Now, wide-reaching measures are being taken against the new and still largely unknown threat. People who have participated in meetings tell of near-hysteria over the mutation, which appeared amid steadily climbing infection rates in Israel. From this point, the road to a third shutdown is a short one, and politicians are already explaining that it would be better to have a prolonged lockdown now so that the presumed election in March takes place when only a small number of voters are ill or in isolation.
It’s simply inconceivable, and it reflects the terrible indifference of the cabinet and the inner cabinet to the harsh new regulations imposed on the population with such frequency. The pandemic is dangerous and hazardous on its own, but when you add to this the considerations of a prime minister who is a criminal defendant trying to escape justice, the result is systematic disregard for the good of the economy and the population.
The pinnacle of this is the horrific economic damage caused by the delay in passing a national budget, the sole reason for which is Netanyahu’s legal situation. During Monday’s cabinet meeting, government ministers were informed of the suicide of an Israeli in a coronavirus hotel. The gap between the decision-makers, whose freedom of movement and livelihoods remained completely unaffected this year, and the general public has never been greater.
The new panic underlines an earlier conclusion: The only way out of the crisis is to accelerate the vaccination campaign (assuming that the mutation does not cause a setback).

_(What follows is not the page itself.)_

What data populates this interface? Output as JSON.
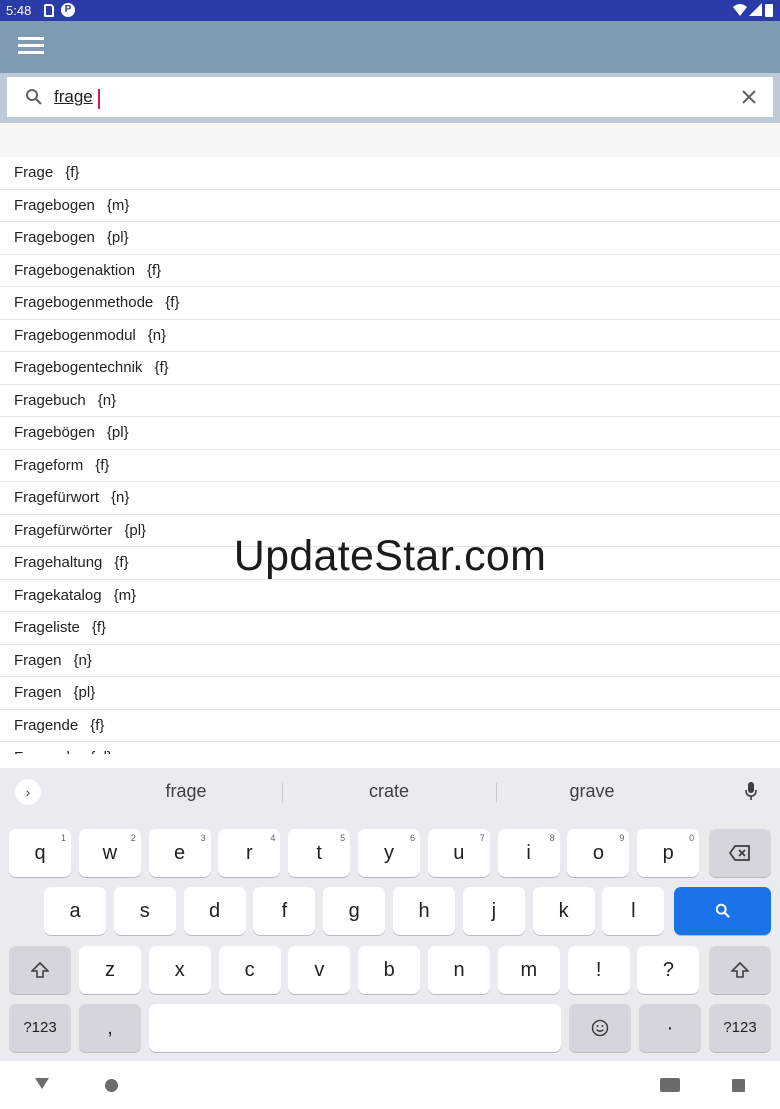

In the meantime, fears that anti-vaxxers and spreaders of fake news would dent Israelis’ willingness to be vaccinated have not been realized.
Israel’s health maintenance organizations report that their members’ enormous demand for the vaccine has surpassed the number of available doses so far. This development reduces the need to give priority to celebrities who otherwise don’t meet the current criteria for getting the vaccine, a move that had been explained as a marketing tactic. The tactic might be appropriate when it comes to Haredi rabbis or the mayors of Arab towns, communities in which the vaccine is expected to be a hard sell. But there’s certainly no reason to inoculate the cast of the current season of “Survivor” at a time when some over the age of 80 can’t get a vaccination appointment in the next few weeks.
If the Health Ministry forecasts are accurate, next week some 4 million doses will arrive in Israel, enough for 2 million people – all of Israel’s frontline health care workers and high-risk groups (older adults and people with other health problems). And if the HMOs can match the scheduled pace, everyone in these groups can be fully vaccinated – with two doses, given 21 days apart – by mid-February.
That is the important goal; meeting it will ease the pressure on the health care system and end the threat that the country’s hospitals could collapse under the strain. But even now it must be said: The dire forecast did not come to pass in either the first or the second waves. Now, when the system is more experienced and so far the specter of a flu-and-coronavirus double whammy has been averted, it’s time to end the public scare campaign.